“Books vs Bots: The Copyright Battle Brewing in India’s Courts”
Delhi HC faces a modern dilemma, one that sets centuries-old publishers against silicon minds trained on vast oceans of data. The Federation of Indian Publishers (FIP), which speaks for the likes of Bloomsbury, Penguin Random House, Rupa Publications, and S. Chand & Co., has entered the legal battle, alleging that their copyrighted books have been mined without permission to train ChatGPT. According to FIP’s secretary Pranav Gupta, these AI-generated book summaries threaten their livelihoods. “If people can read precise summaries for free,” he warns, “why would they buy the book?”
It’s a question echoing in publishing houses and copyright offices across the globe. And it’s not just about India. Authors, musicians, journalists, and photographers from New York to Nairobi are asking the same thing: If artificial intelligence can be trained on our work without our permission, what value does this creativity still hold?
Who Owns the Data That Trains AI?
ChatGPT, like other large language models (LLMs), is trained on massive datasets scraped from websites, public forums, digitized books, and other online repositories. But frequently, that training includes copyrighted material, used without license or payment.
In the Indian lawsuit, the concern is focused on book summaries. ChatGPT, as of yet cannot reproduce full copyrighted books, but it can summarize them with close accuracy, from chapter by chapter to key plot twists and character arcs. These are not mere general impressions, they are structured outputs that, in the eyes of publishers, devalue the original content.
OpenAI, like other tech firms facing similar lawsuits, argue that the training involves "fair use" of publicly available data. But what counts as “publicly available” or “public domain” in the digital age? And more importantly, does “availability” imply “permission”.
A Global Conflict with Local Consequences
The Delhi High Court, where this lawsuit now sits, is one among several jurisdictions around the world where legal lines are being redrawn. In the United States, Stability AI and Midjourney have been sued by artists for training on copyrighted works. In the European Union, the AI Act suggests new transparency rules for training datasets. Canada and Australia are considering legislation requiring AI firms to disclose and license training materials.
India stands at a critical juncture. It is the world's most populous nation, with a booming digital economy, an emerging class of AI startups, and a rich tradition in publishing, journalism, and film. But its current intellectual property framework, which is largely based on the print and broadcast age, is not well equipped to manage these new frictions.
The Federation of Indian Publishers demand is threefold: end unauthorized access to content, release datasets, and give compensation or a license. In response, OpenAI has asserted immunity under the location of servers and U.S. legal standards. This gives rise to yet another pressing concern, which is jurisdiction. If an AI company based in California uses data originating in Delhi to train a model accessed by an Indian student in Mumbai, which country’s law should prevail?
The Digital Era’s Legal Vacuum
Copyright law was conceived in a world where copying involved physical reproduction of books, records, films. But the virtual world is more ambiguous. AI models such as ChatGPT do not keep books in a library or share them like a pirate website, it takes in patterns, imitates style, and produces new outputs.
Here, two things collapse. One is the boundary between public domain and copyrighted material, and the other is the distinction between use and reproduction. In the print world, these were clean lines. In the digital world, they are blurred.
What makes something “public”? Is a copyrighted book posted online without authorization “public domain”? Is scraping it an act of reading, copying, infringement or something else entirely?
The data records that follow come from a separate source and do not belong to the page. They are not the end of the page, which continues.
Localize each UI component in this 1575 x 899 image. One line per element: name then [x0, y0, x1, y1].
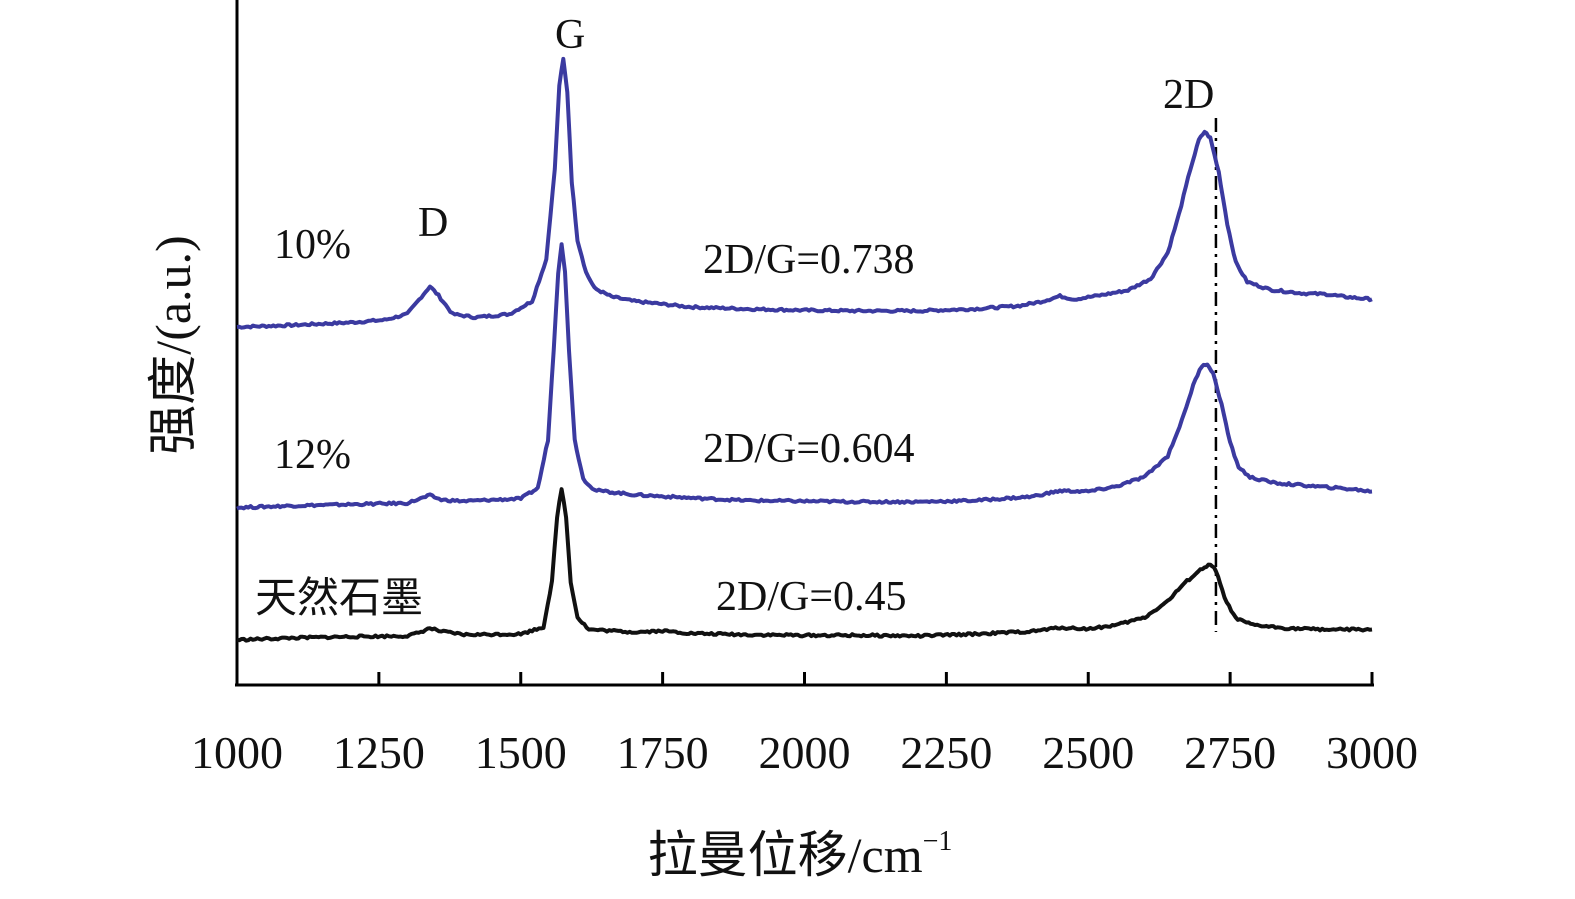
- x-tick-label: 1250: [333, 727, 425, 778]
- series-label-12pct: 12%: [274, 432, 351, 478]
- ratio-label-natural-graphite: 2D/G=0.45: [716, 574, 907, 620]
- x-tick-label: 3000: [1326, 727, 1418, 778]
- annotations: 10% 12% 天然石墨 D G 2D 2D/G=0.738 2D/G=0.60…: [145, 12, 1214, 883]
- x-tick-label: 2250: [900, 727, 992, 778]
- series-label-natural-graphite: 天然石墨: [255, 575, 423, 622]
- peak-label-2d: 2D: [1163, 72, 1214, 118]
- x-axis-title: 拉曼位移/cm−1: [648, 826, 953, 883]
- series-lines: [236, 56, 1373, 643]
- x-axis-title-superscript: −1: [923, 826, 953, 857]
- x-tick-label: 2000: [759, 727, 851, 778]
- x-tick-label: 2750: [1184, 727, 1276, 778]
- y-axis-title: 强度/(a.u.): [145, 235, 201, 454]
- series-line-0: [236, 56, 1373, 330]
- x-axis-title-main: 拉曼位移/cm: [648, 827, 923, 883]
- series-line-2: [236, 487, 1373, 643]
- ratio-label-12pct: 2D/G=0.604: [703, 426, 915, 472]
- series-label-10pct: 10%: [274, 222, 351, 268]
- x-ticks: 1000 1250 1500 1750 2000 2250 2500 2750 3000: [191, 672, 1418, 778]
- x-tick-label: 1750: [617, 727, 709, 778]
- x-tick-label: 1500: [475, 727, 567, 778]
- ratio-label-10pct: 2D/G=0.738: [703, 237, 915, 283]
- peak-label-d: D: [418, 200, 448, 246]
- peak-label-g: G: [555, 12, 585, 58]
- axes: 1000 1250 1500 1750 2000 2250 2500 2750 3000: [191, 0, 1418, 778]
- x-tick-label: 2500: [1042, 727, 1134, 778]
- series-line-1: [236, 242, 1373, 511]
- x-tick-label: 1000: [191, 727, 283, 778]
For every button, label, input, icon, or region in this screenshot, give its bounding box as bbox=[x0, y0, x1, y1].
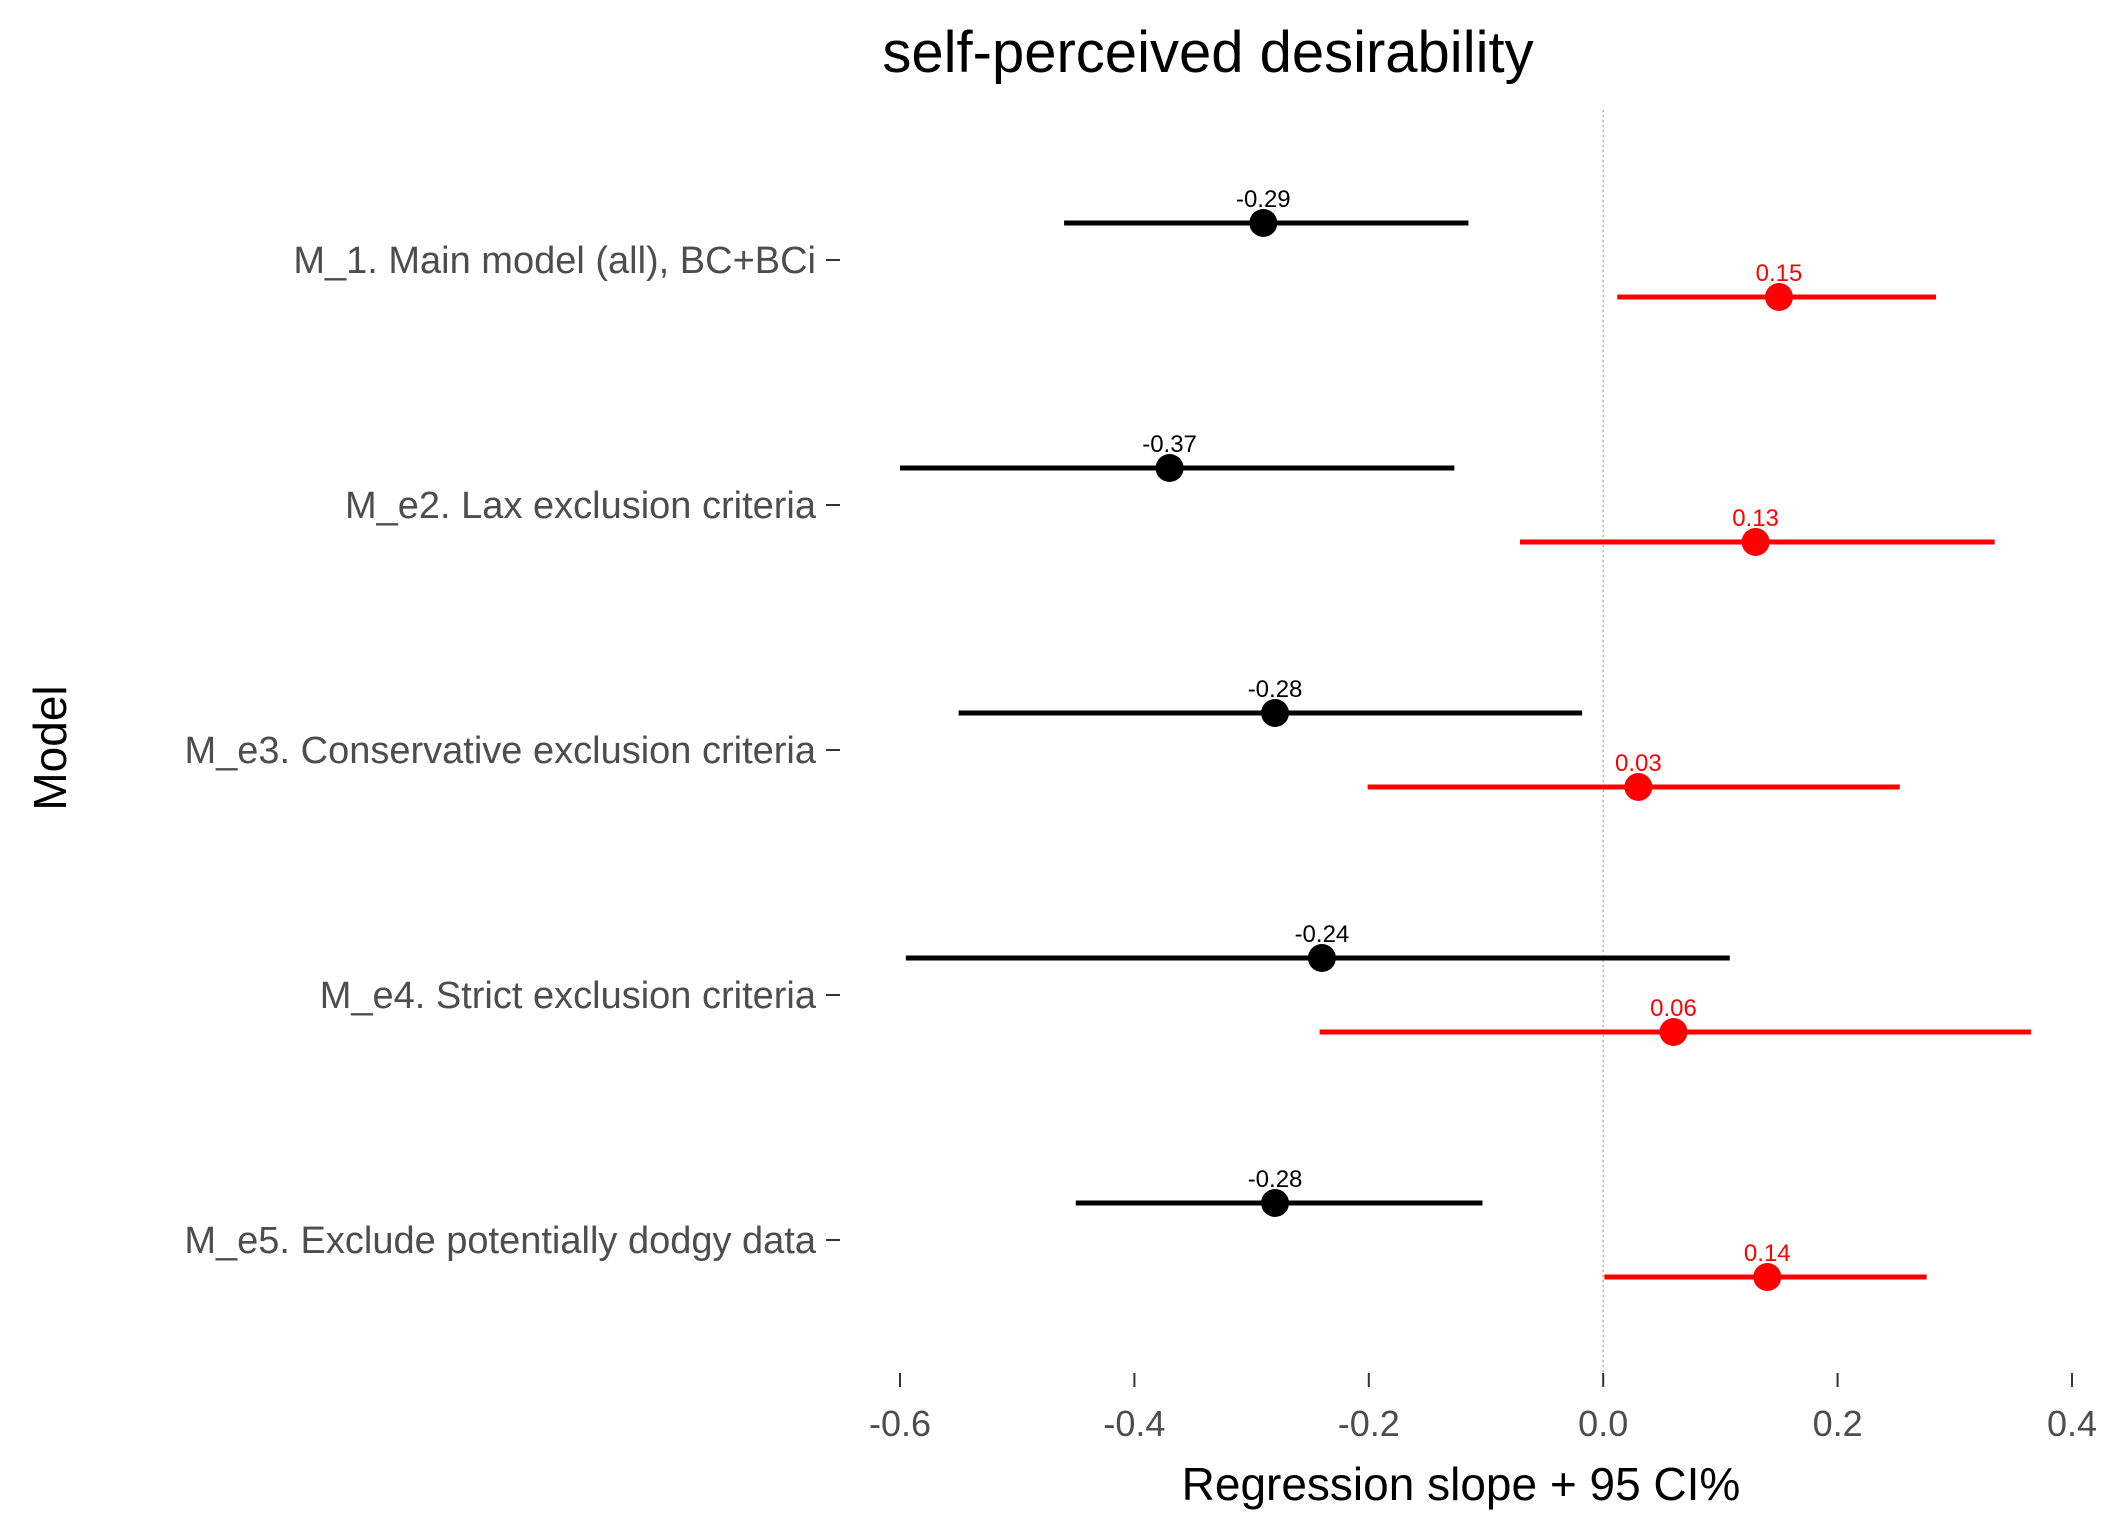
estimate-label: -0.24 bbox=[1295, 921, 1350, 948]
estimate-point bbox=[1624, 773, 1653, 801]
estimate-point bbox=[1261, 699, 1290, 727]
estimate-point bbox=[1753, 1263, 1782, 1291]
x-axis-ticks: -0.6 -0.4 -0.2 0.0 0.2 0.4 bbox=[869, 1373, 2097, 1444]
estimate-point bbox=[1765, 283, 1793, 311]
x-tick-label: 0.4 bbox=[2047, 1403, 2097, 1444]
estimate-label: 0.03 bbox=[1615, 750, 1662, 777]
estimate-label: -0.28 bbox=[1248, 1166, 1303, 1193]
estimate-point bbox=[1249, 209, 1278, 237]
chart-title: self-perceived desirability bbox=[882, 20, 1533, 85]
y-axis-title: Model bbox=[24, 685, 76, 810]
estimate-label: -0.29 bbox=[1236, 186, 1291, 213]
estimate-label: 0.06 bbox=[1650, 995, 1697, 1022]
y-tick-label: M_1. Main model (all), BC+BCi bbox=[293, 240, 816, 282]
x-tick-label: -0.2 bbox=[1338, 1403, 1400, 1444]
estimate-label: 0.15 bbox=[1756, 260, 1803, 287]
x-tick-label: 0.0 bbox=[1578, 1403, 1628, 1444]
x-tick-label: 0.2 bbox=[1813, 1403, 1863, 1444]
estimate-label: 0.13 bbox=[1732, 505, 1779, 532]
x-tick-label: -0.4 bbox=[1103, 1403, 1165, 1444]
estimate-point bbox=[1307, 944, 1336, 972]
estimate-point bbox=[1741, 528, 1770, 556]
y-tick-label: M_e5. Exclude potentially dodgy data bbox=[184, 1220, 817, 1262]
estimate-point bbox=[1261, 1189, 1290, 1217]
estimate-label: -0.28 bbox=[1248, 676, 1303, 703]
estimate-point bbox=[1659, 1018, 1688, 1046]
x-axis-title: Regression slope + 95 CI% bbox=[1182, 1458, 1741, 1510]
y-tick-label: M_e4. Strict exclusion criteria bbox=[320, 975, 817, 1017]
plot-marks: -0.29 -0.37 -0.28 -0.24 -0.28 0.15 0.13 0.03 0.0… bbox=[900, 186, 2031, 1291]
x-tick-label: -0.6 bbox=[869, 1403, 931, 1444]
y-tick-label: M_e3. Conservative exclusion criteria bbox=[185, 730, 817, 772]
y-tick-label: M_e2. Lax exclusion criteria bbox=[345, 485, 817, 527]
estimate-point bbox=[1155, 454, 1184, 482]
y-axis-ticks: M_1. Main model (all), BC+BCi M_e2. Lax e… bbox=[184, 240, 840, 1262]
estimate-label: 0.14 bbox=[1744, 1240, 1791, 1267]
estimate-label: -0.37 bbox=[1142, 431, 1197, 458]
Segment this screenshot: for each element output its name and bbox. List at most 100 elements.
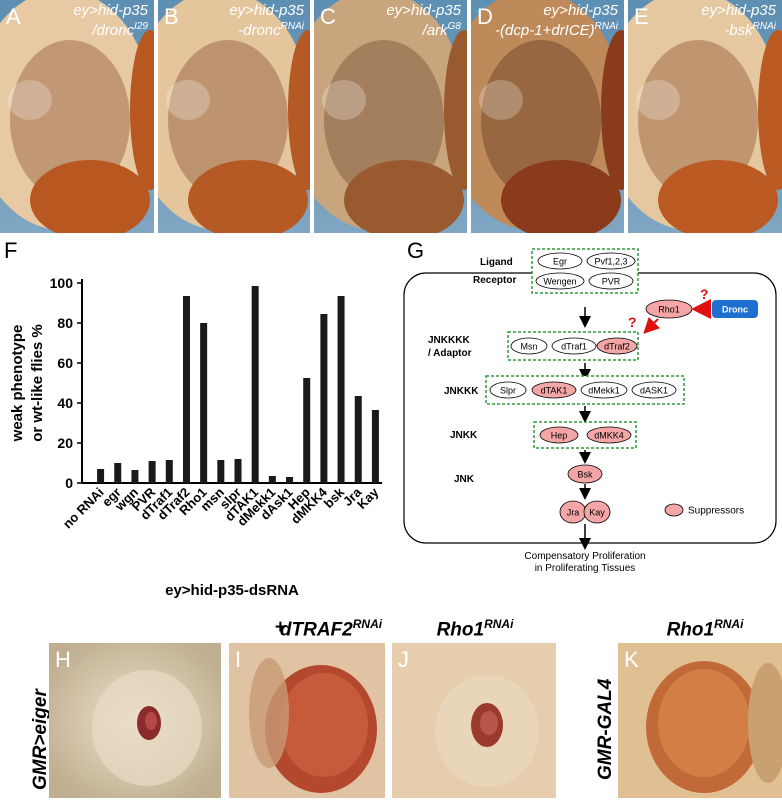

Implications for Creativity and the Marketplace
This conflict goes beyond contracts and codes, it’s a battle over the future of human creativity. If AI tools, trained on millions of books, can summarize, rewrite, or even out-write original authors, what happens to incentives for writers, educators, and artists?
There is also the matter of market substitution. Publishers are afraid that free AI-generated summaries could eat into their book sales. This is especially critical in emerging economies, where digital platforms already dominate access to information and pirated material is common. For Indian publishers, where the market is price-conscious and linguistically diverse, losing even marginal sales could bring down entire business models.
And there is a cultural angle too. Indian publishers have long acted as stewards of regional literature, textbook authorship, and academic dissemination. The emergence of AI models that are trained on their content without supervision, threatens to produce a linguistic and literary monoculture based on English-centric, Silicon Valley-driven systems.
Why This Debate Matters Now
This case is a tectonic shift not just for India's judiciary, but for AI regulation globally. The Delhi High Court's ultimate ruling could set a precedent for the way AI services are operated in one of the world's biggest digital economies. It might spur legislative change, oblige AI companies to open up their training sets, and impose data licensing.
But more generally, it poses a fundamental question: In a time of smart machines, can legal framework help human creativity thrive and can physical products continue to safeguard imagination?
Human creativity has moved into a world where the distinction between original and derivative is algorithmically removed, and custodians of knowledge are not authors and editors but engineers and datasets. When the legal fog clears in India and elsewhere, the choices taken today will define the equation of innovation and intellectual property for generations to come.